4.9 KiB
Which Masks Playbook Are You? — a Personality Quiz
About the Project
I started work on the first version of this personality quiz over a year ago, when I decided to teach myself programming. The original version ran on JavaScript and was rendered and evaluated entirely by the browser. This version runs entirely on the server, and the quiz results are evaluated by the server rather than the client.
The back-end runs on Python 3.10, using the Flask framework. The web pages are templated using Jinja. The web site is rendered using html and the Bootstrap CSS framework. There have been some elements of the interface enhanced using rudimentary JavaScript, including the jQuery library. Of all of these programming languages, Python has proved to be a far more intuitive language to learn, and generally programming this has been a lot more enjoyable and a lot less frustrating than the earlier iteration that used JavaScript.
The quiz runs by rendering a form with all of the questions and options on the browser. The browser then submits the responses via a POST request to the server. The server evaluates the responses and renders the results accordingly. There is no information stored on the client.
All data transacted between the client and the server is stored as a Flask session for the duration that the user is on the web site. If the user closes the site, the session data is deleted and all answers submitted are lost.
There are, of course, some considerable inefficiencies in the way I have set up the templating. I have written the text for all the various web pages in the templates of the respective pages. Ideally, I would have preferred having a single template for all of the web pages or views, and then have the content served on those pages render dynamically based on the URL query. But that was a level of programming that was gratuitous at this point, as really most of the pages were serving static content anyway so it did not matter just now.
Moreover, the algorithm with which the quiz calculates Labels is highly inaccurate. It is difficult to find an algorithm that simulates Label shifts like during play because of how many variables and conditions there are to what constitutes a valid Label shift, and the fact that which Labels are being shifted might be complicated by the existence of custom Labels like ‘Soldier’. So the Labels that the quiz returns are highly inaccurate, often not adding up to the right numbers.
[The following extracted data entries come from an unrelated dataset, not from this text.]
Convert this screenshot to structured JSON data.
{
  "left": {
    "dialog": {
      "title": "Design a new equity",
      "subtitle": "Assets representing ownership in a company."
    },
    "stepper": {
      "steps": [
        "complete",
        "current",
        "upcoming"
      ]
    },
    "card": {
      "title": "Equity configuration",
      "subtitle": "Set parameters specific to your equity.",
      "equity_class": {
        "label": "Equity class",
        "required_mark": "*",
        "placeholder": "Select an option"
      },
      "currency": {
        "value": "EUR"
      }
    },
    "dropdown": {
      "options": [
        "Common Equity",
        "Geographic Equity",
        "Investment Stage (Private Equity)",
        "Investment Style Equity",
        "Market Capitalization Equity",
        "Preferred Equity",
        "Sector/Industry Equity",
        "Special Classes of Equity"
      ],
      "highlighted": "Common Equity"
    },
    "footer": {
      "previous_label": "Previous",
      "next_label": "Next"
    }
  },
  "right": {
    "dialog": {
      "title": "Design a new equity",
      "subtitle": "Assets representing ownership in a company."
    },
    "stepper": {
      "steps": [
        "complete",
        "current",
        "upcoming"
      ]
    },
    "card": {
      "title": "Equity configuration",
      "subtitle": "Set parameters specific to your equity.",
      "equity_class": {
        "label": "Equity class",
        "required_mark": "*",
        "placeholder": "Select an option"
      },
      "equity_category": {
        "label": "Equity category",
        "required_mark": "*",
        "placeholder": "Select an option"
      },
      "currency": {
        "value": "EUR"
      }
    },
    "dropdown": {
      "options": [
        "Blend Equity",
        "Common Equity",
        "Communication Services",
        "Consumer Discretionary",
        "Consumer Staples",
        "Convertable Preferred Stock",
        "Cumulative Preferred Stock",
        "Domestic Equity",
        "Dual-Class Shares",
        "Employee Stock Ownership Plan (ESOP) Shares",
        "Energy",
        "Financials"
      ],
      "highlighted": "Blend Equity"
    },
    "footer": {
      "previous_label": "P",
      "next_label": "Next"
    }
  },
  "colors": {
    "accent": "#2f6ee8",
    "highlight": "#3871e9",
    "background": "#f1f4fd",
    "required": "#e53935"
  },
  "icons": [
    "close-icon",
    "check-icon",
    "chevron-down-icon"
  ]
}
In addition, this is the first time I am storing the code of the quiz on my git repo, and having a much more streamlined version control process. I have also Dockerised the app so it can be deployed seamlessly.
Set Up
To run an instance of this app, you will need Docker and Docker Compose installed.
To set up an instance, you will need to clone the repository,
You will also need to create a module called secret.py
and enter a secret key for Flask to use to encrypt session data.
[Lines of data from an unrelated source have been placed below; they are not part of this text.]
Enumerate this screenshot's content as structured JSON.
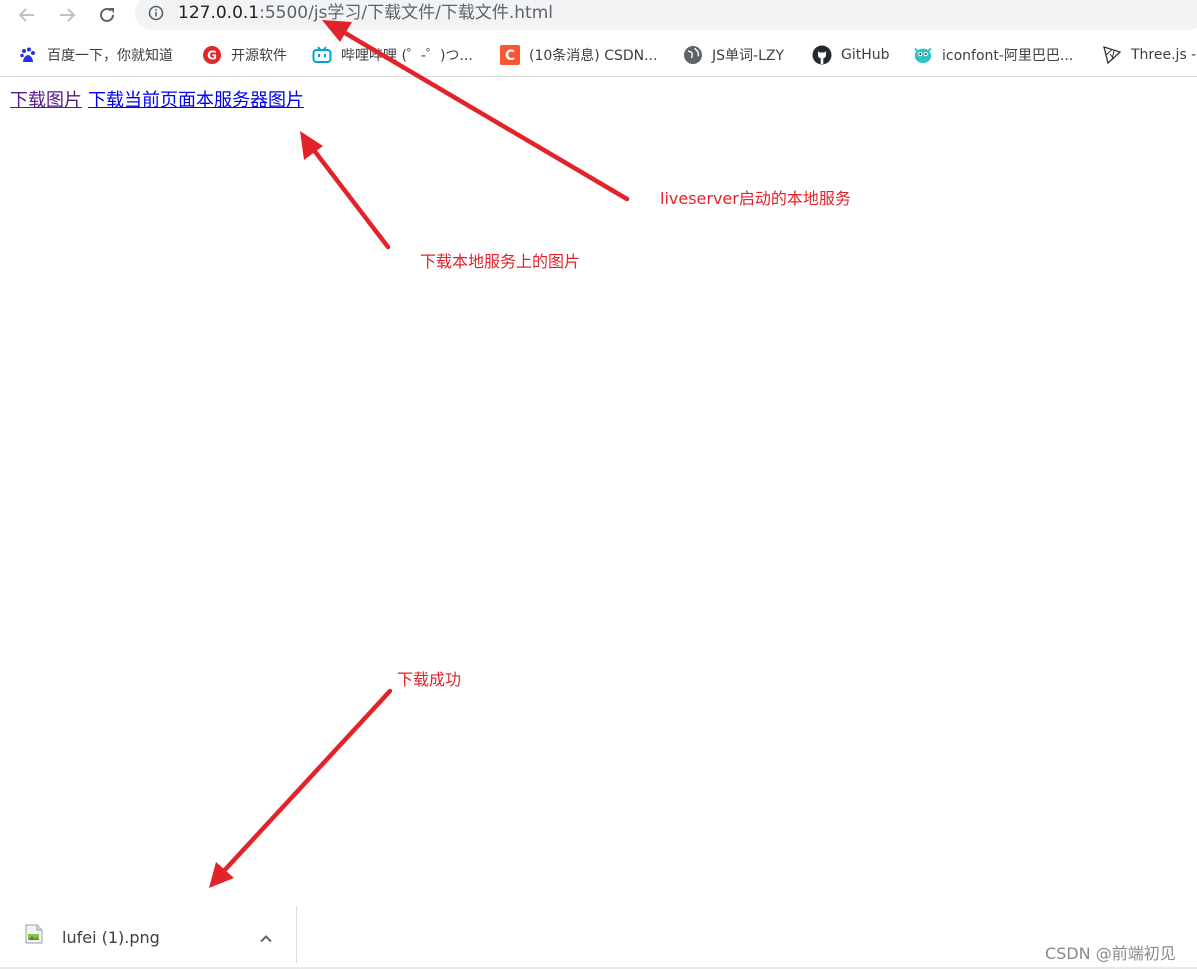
{
  "address_bar": {
    "url_host": "127.0.0.1",
    "url_rest": ":5500/js学习/下载文件/下载文件.html"
  },
  "bookmarks": [
    {
      "label": "百度一下，你就知道",
      "icon": "baidu-icon"
    },
    {
      "label": "开源软件",
      "icon": "oschina-icon"
    },
    {
      "label": "哔哩哔哩 (゜-゜)つ...",
      "icon": "bilibili-icon"
    },
    {
      "label": "(10条消息) CSDN...",
      "icon": "csdn-icon"
    },
    {
      "label": "JS单词-LZY",
      "icon": "globe-icon"
    },
    {
      "label": "GitHub",
      "icon": "github-icon"
    },
    {
      "label": "iconfont-阿里巴巴...",
      "icon": "iconfont-icon"
    },
    {
      "label": "Three.js -",
      "icon": "threejs-icon"
    }
  ],
  "page": {
    "link_download_image": "下载图片",
    "link_download_server_image": "下载当前页面本服务器图片"
  },
  "annotations": {
    "liveserver": "liveserver启动的本地服务",
    "local_download": "下载本地服务上的图片",
    "success": "下载成功"
  },
  "download_shelf": {
    "file_name": "lufei (1).png"
  },
  "watermark": "CSDN @前端初见",
  "colors": {
    "annotation_red": "#e2232a",
    "link_blue": "#0000ee",
    "link_visited": "#551a8b"
  }
}
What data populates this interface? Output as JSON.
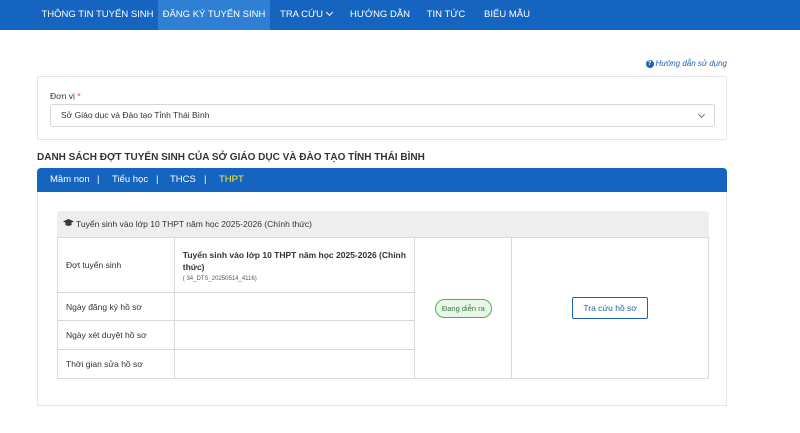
{
  "nav": {
    "items": [
      {
        "label": "THÔNG TIN TUYỂN SINH"
      },
      {
        "label": "ĐĂNG KÝ TUYỂN SINH"
      },
      {
        "label": "TRA CỨU"
      },
      {
        "label": "HƯỚNG DẪN"
      },
      {
        "label": "TIN TỨC"
      },
      {
        "label": "BIỂU MẪU"
      }
    ],
    "active_index": 1
  },
  "help_link": "Hướng dẫn sử dụng",
  "unit": {
    "label": "Đơn vị",
    "required_mark": "*",
    "selected": "Sở Giáo dục và Đào tạo Tỉnh Thái Bình"
  },
  "section_title": "DANH SÁCH ĐỢT TUYỂN SINH CỦA SỞ GIÁO DỤC VÀ ĐÀO TẠO TỈNH THÁI BÌNH",
  "level_tabs": {
    "items": [
      "Mầm non",
      "Tiểu học",
      "THCS",
      "THPT"
    ],
    "separator": "|",
    "active_index": 3
  },
  "round_card": {
    "header": "Tuyển sinh vào lớp 10 THPT năm học 2025-2026 (Chính thức)",
    "rows": [
      {
        "label": "Đợt tuyển sinh",
        "value_title": "Tuyển sinh vào lớp 10 THPT năm học 2025-2026 (Chính thức)",
        "value_code": "( 34_DTS_20250514_4116)"
      },
      {
        "label": "Ngày đăng ký hồ sơ",
        "value": ""
      },
      {
        "label": "Ngày xét duyệt hồ sơ",
        "value": ""
      },
      {
        "label": "Thời gian sửa hồ sơ",
        "value": ""
      }
    ],
    "status": "Đang diễn ra",
    "action_label": "Tra cứu hồ sơ"
  },
  "colors": {
    "primary": "#1565c0",
    "active_tab_text": "#ffeb3b",
    "status_green": "#4caf50"
  }
}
The easiest way to do this is to make a copy of secret.py.example
, remove .example
from the filename, and then add a random string as a value for the variable defined therein.
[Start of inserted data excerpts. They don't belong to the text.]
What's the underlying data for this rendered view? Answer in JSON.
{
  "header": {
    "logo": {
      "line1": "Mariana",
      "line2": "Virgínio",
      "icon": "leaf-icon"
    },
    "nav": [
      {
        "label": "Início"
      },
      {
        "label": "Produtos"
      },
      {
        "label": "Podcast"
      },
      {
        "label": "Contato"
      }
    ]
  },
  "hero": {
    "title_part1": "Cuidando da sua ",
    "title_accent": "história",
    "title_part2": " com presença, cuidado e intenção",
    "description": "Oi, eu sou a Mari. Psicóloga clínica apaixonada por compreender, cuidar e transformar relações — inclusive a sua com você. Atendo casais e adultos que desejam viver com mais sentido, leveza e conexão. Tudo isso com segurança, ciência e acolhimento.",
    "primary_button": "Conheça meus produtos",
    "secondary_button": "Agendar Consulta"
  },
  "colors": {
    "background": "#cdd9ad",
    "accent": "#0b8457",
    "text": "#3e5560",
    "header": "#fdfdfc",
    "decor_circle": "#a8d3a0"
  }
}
After you have created secret.py
, run sudo docker-compose up -d
from the root folder.
The current set-up in the docker-compose.yml
does not expose the container to the internet, but exposes it on an internal Docker network.
This can be changed by amending the docker-compose.yml
entry on line 8
to:
- 5000:5000
Version History
Current Version: 3.0.1 (3 November 2021)
Changelog
- Serving the web app using Gunicorn so it can handle multiple requests.
- Added OpenGraph and other social media meta tags to allow for sharing on social media.
Past Versions
Version 3.0.0
- Re-built the quiz to run on the server side rather than on the client.
- Built using Python, Flask, Jinja, and html primarily.
- Changed the layout to a cleaner, more accessible and modern style using the Bootstrap CSS framework,
- Expanded to 30 questions.
- Refined the algorithm by which the Joined duplicates another playbook based on the second-highest scoring match rather than selecting a playbook entirely at random.
- Dockerised the quiz and hosting it on my web server, serving it via the front-end reverse proxy.
Because I only started using Git relatively recently, I have not uploaded the code from the older versions onto the repo. The repo starts with version 3.
Version 2 (2 May 2020)
- First added the functionality to determine character Labels.
- Re-wrote many of the questions, expanded the quiz to 25 questions.
- Added extensible databases to allow for more questions to be added dynamically.
- Added the functionality to filter Playbooks based on source books.
- Added a glossary to explain game terms.
Version 1 (20 April 2020)
- First made the quiz to run entirely in the browser using JavaScript.
- Rudimentary quiz that returned the playbook most suited.